The initiator requests the port the target is listening on by sending the CTCP query, RDCC function comment, where function is c for chat, s for send, or f for file server.

The target may then CTCP reply with, RDCC 0 ip port, where ip and port have the same meanings as for normal DCC SEND and CHAT. After this the initiator connects to the ip and port, and a DCC Server handshake follows.

====DCC REVERSE====
Unlike DCC Server, where the handshake is handled over a direct IP connection, DCC REVERSE has a normal CTCP handshake, similar to the one used by DCC SEND. This is not widely implemented. The sender offers a file to the receiver by sending the CTCP message: DCC REVERSE filename filesize key. key is a 1–50 characters-long string of ASCII characters in the range 33–126, and acts as an identifier for the transfer.

If the receiver accepts, it sends the CTCP reply, DCC REVERSE key start ip port

Here, start is the position in the file from which to start sending, ip is the IP address of the receiver in standard dotted notation for IPv4, or hexadecimal notation for IPv6. The sender then connects to the ip address and port indicated by the receiver, and a normal DCC SEND follows. Both the sender and receiver can cancel the handshake by sending the CTCP reply, DCC REJECT REVERSE key.

====DCC RSEND====
This is the KVIrc client's alternative to DCC REVERSE. The sender offers a file by sending the CTCP: DCC RSEND filename filesize. The receiver can then accept by CTCP replying with, DCC RECV filename ip port start, and the sender connects to the receiver and sends as during a normal DCC SEND.

====Reverse / Firewall DCC====
This passive DCC mechanism is supported by at least mIRC, Visual IRC, HexChat, KVIrc, DMDirc, Klient, Konversation, and PhibianIRC. The sender offers a file by sending the CTCP message, DCC SEND filename ip 0 filesize token. ip is the IP address of the sender in network byte order, expressed as a single integer (as in standard DCC). The number 0 is sent instead of a valid port, signaling that this is a Reverse DCC request. token is a unique integer; if TSEND is being used (by a client that supports it), the letter T is appended to the token, letting the receiver know it doesn't need to send acknowledgements.

The receiver can accept the file by opening a listening socket and responding with the CTCP message, DCC SEND filename ip port filesize token. This is identical to the original Reverse DCC message, except the ip and port identify the socket where the receiver is listening. token is the same as in the original request, letting the sender know which request is being accepted. (Because this message follows the same format as a regular DCC send request, some servers which filter DCC requests may require the sender to add the receiver to their "DCC allow" list.)

The sender then connects to the receiver's socket, sends the content of the file, and waits for the receiver to close the socket when the file is finished.

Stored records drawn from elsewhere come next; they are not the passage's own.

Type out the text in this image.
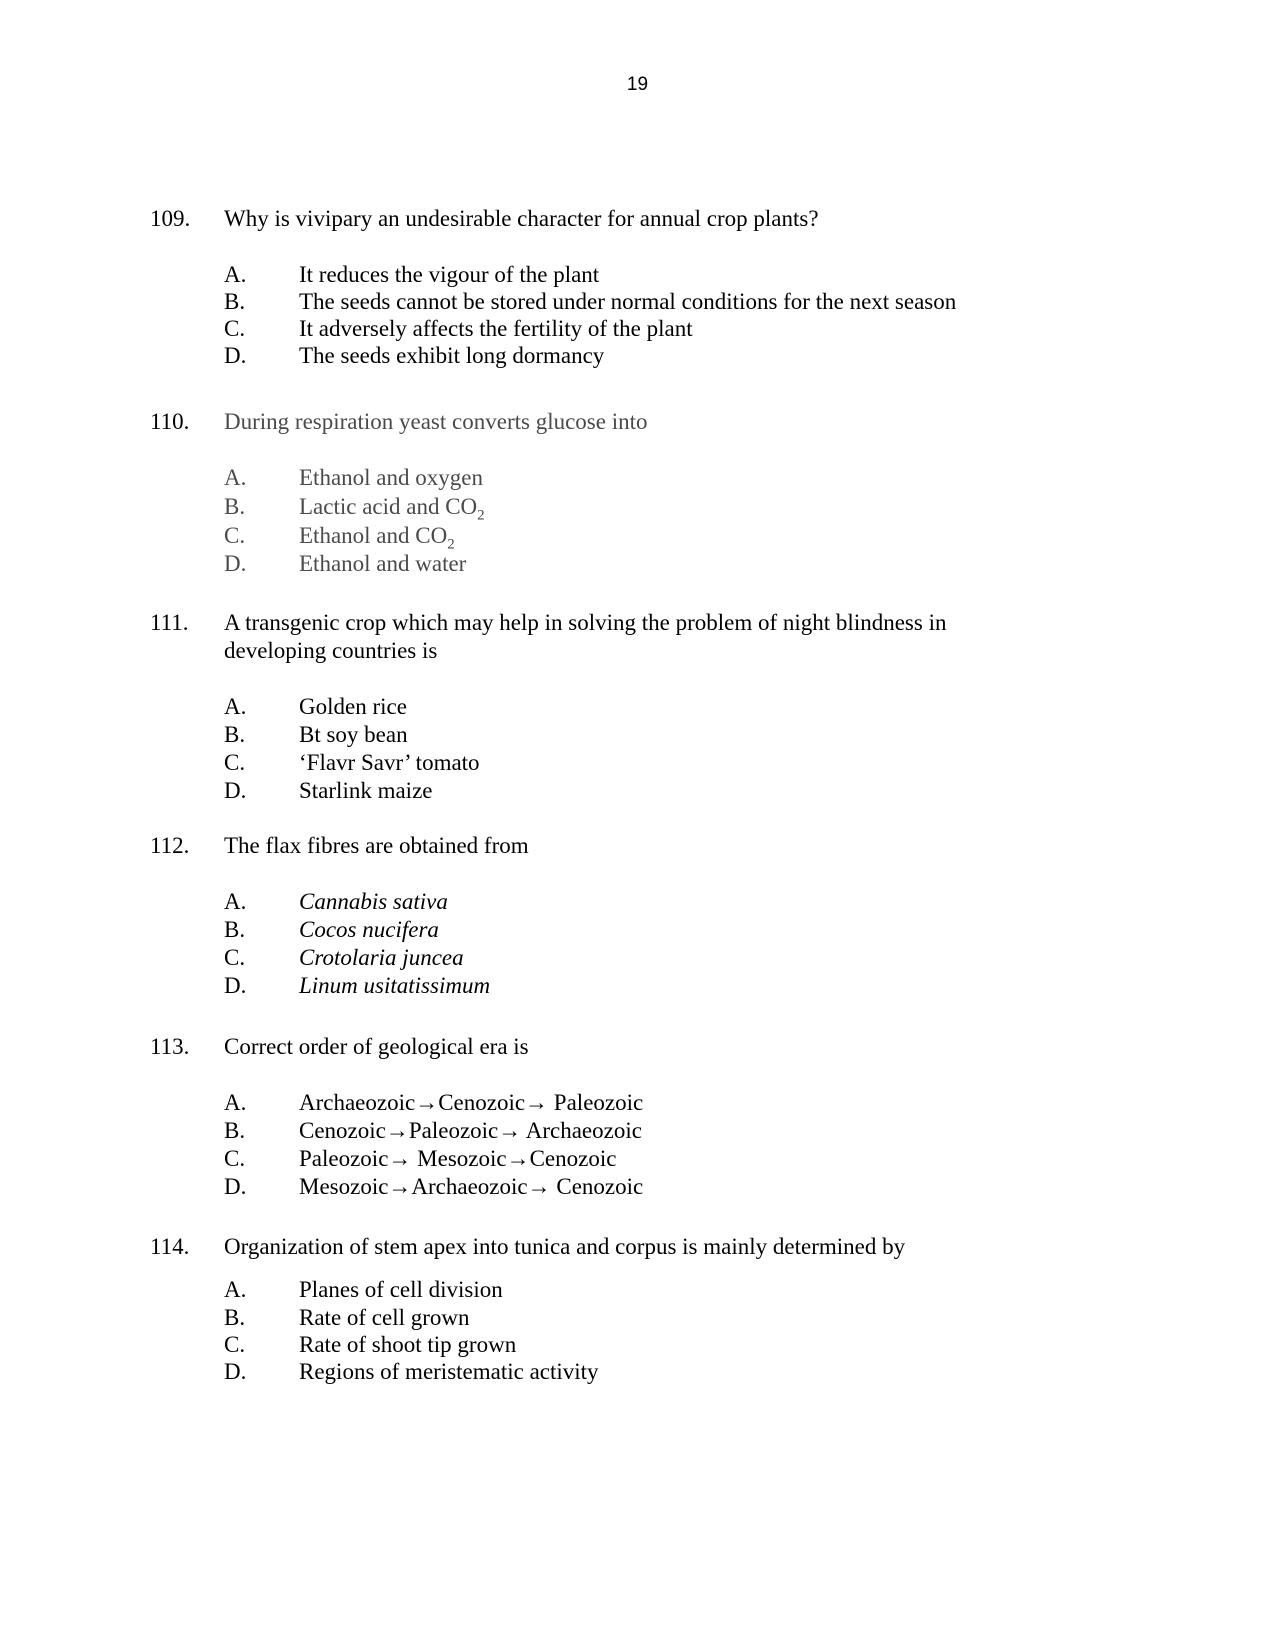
19
109. Why is vivipary an undesirable character for annual crop plants?
A. It reduces the vigour of the plant
B. The seeds cannot be stored under normal conditions for the next season
C. It adversely affects the fertility of the plant
D. The seeds exhibit long dormancy
110. During respiration yeast converts glucose into
A. Ethanol and oxygen
B. Lactic acid and $CO_2$
C. Ethanol and $CO_2$
D. Ethanol and water
111. A transgenic crop which may help in solving the problem of night blindness in
developing countries is
A. Golden rice
B. Bt soy bean
C. ‘Flavr Savr’ tomato
D. Starlink maize
112. The flax fibres are obtained from
A. Cannabis sativa
B. Cocos nucifera
C. Crotolaria juncea
D. Linum usitatissimum
113. Correct order of geological era is
A. Archaeozoic→Cenozoic→ Paleozoic
B. Cenozoic→Paleozoic→ Archaeozoic
C. Paleozoic→ Mesozoic→Cenozoic
D. Mesozoic→Archaeozoic→ Cenozoic
114. Organization of stem apex into tunica and corpus is mainly determined by
A. Planes of cell division
B. Rate of cell grown
C. Rate of shoot tip grown
D. Regions of meristematic activity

When the RESUME extension to the SEND protocol is used, the sequence of commands becomes (with >> indicating an outgoing message on the initiating side, and << response by its peer):

>> DCC SEND filename ip 0 filesize token

<< DCC RESUME filename 0 position token

>> DCC ACCEPT filename 0 position token

<< DCC SEND filename peer-ip port filesize token

After which the protocol proceeds as normal (i.e. the sender connects to the receiver's socket).

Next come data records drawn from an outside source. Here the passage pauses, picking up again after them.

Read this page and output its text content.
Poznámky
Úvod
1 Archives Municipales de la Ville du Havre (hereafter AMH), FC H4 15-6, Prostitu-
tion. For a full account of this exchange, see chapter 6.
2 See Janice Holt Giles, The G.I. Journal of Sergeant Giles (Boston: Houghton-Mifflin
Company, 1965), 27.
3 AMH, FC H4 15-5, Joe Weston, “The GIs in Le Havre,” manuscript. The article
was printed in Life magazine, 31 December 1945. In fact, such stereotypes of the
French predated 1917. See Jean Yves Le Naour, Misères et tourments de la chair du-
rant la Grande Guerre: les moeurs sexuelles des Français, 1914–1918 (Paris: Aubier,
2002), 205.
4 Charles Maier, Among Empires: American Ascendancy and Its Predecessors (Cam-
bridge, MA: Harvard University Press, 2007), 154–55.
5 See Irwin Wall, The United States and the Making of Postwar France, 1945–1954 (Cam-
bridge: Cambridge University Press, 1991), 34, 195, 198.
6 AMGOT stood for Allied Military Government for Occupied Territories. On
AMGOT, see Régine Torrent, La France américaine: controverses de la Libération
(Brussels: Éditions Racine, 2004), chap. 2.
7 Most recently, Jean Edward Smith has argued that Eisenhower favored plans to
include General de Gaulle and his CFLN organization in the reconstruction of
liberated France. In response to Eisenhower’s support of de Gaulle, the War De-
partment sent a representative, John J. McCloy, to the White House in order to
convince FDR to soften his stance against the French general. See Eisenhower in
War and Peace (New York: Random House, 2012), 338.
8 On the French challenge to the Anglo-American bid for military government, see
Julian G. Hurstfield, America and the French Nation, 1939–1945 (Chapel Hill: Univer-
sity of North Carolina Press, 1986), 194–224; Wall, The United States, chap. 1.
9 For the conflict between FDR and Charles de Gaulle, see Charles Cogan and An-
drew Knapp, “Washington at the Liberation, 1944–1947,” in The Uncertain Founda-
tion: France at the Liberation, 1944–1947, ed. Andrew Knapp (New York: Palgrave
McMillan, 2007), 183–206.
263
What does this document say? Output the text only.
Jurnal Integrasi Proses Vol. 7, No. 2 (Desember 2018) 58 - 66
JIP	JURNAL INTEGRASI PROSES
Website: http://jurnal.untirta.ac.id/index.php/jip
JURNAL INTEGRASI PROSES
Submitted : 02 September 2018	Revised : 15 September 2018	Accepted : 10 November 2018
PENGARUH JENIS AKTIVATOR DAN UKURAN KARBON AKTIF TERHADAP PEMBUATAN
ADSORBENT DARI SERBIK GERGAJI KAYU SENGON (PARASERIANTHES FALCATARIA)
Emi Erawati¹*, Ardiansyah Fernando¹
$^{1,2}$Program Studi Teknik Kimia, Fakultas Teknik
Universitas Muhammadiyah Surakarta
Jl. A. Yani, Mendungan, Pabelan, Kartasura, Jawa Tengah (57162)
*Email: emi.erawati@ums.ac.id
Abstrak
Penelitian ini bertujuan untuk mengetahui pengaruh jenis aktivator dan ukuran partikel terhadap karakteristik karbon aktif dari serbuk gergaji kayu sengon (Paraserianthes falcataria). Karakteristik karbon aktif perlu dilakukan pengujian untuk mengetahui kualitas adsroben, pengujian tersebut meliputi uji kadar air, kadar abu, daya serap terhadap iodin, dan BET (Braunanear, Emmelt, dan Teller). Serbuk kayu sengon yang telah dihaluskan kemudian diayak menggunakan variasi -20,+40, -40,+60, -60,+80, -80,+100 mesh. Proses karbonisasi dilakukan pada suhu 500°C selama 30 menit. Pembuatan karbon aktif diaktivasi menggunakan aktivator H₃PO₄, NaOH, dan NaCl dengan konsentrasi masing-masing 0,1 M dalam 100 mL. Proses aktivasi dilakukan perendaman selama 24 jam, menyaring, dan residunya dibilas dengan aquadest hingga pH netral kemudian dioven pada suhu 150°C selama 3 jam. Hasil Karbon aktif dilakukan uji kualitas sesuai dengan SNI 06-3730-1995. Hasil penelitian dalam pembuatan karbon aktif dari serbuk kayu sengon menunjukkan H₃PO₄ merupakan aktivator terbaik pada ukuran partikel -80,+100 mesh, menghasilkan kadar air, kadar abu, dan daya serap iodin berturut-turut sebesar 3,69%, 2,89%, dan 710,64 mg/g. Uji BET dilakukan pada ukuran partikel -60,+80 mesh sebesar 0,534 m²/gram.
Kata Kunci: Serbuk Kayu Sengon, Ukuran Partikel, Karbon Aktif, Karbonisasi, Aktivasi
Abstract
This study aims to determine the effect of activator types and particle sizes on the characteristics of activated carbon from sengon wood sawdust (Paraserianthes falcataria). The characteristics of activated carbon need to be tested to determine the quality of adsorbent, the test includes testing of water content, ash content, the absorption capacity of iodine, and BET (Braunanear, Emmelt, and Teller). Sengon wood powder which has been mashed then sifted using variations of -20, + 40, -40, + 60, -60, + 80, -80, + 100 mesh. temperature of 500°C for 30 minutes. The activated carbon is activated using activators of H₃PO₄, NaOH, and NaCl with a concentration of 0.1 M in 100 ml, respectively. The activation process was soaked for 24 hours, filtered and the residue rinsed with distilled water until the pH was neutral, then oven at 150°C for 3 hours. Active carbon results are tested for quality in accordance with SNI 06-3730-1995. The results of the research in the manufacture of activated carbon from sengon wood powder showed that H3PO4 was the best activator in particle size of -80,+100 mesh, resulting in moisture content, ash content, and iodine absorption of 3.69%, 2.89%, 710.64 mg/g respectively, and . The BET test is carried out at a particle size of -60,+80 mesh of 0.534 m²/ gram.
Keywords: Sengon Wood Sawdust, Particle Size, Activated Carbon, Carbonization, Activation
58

===File servers (FSERVs)===
A DCC fserve, or file server, lets a user browse, read and download files located on a DCC server.

Typically, this is implemented with a DCC CHAT session (which presents the user with a command prompt) or special CTCP commands to request a file. The files are sent over DCC SEND or DCC XMIT. There are many implementations of DCC file servers, among them is the FSERV command in the popular mIRC client.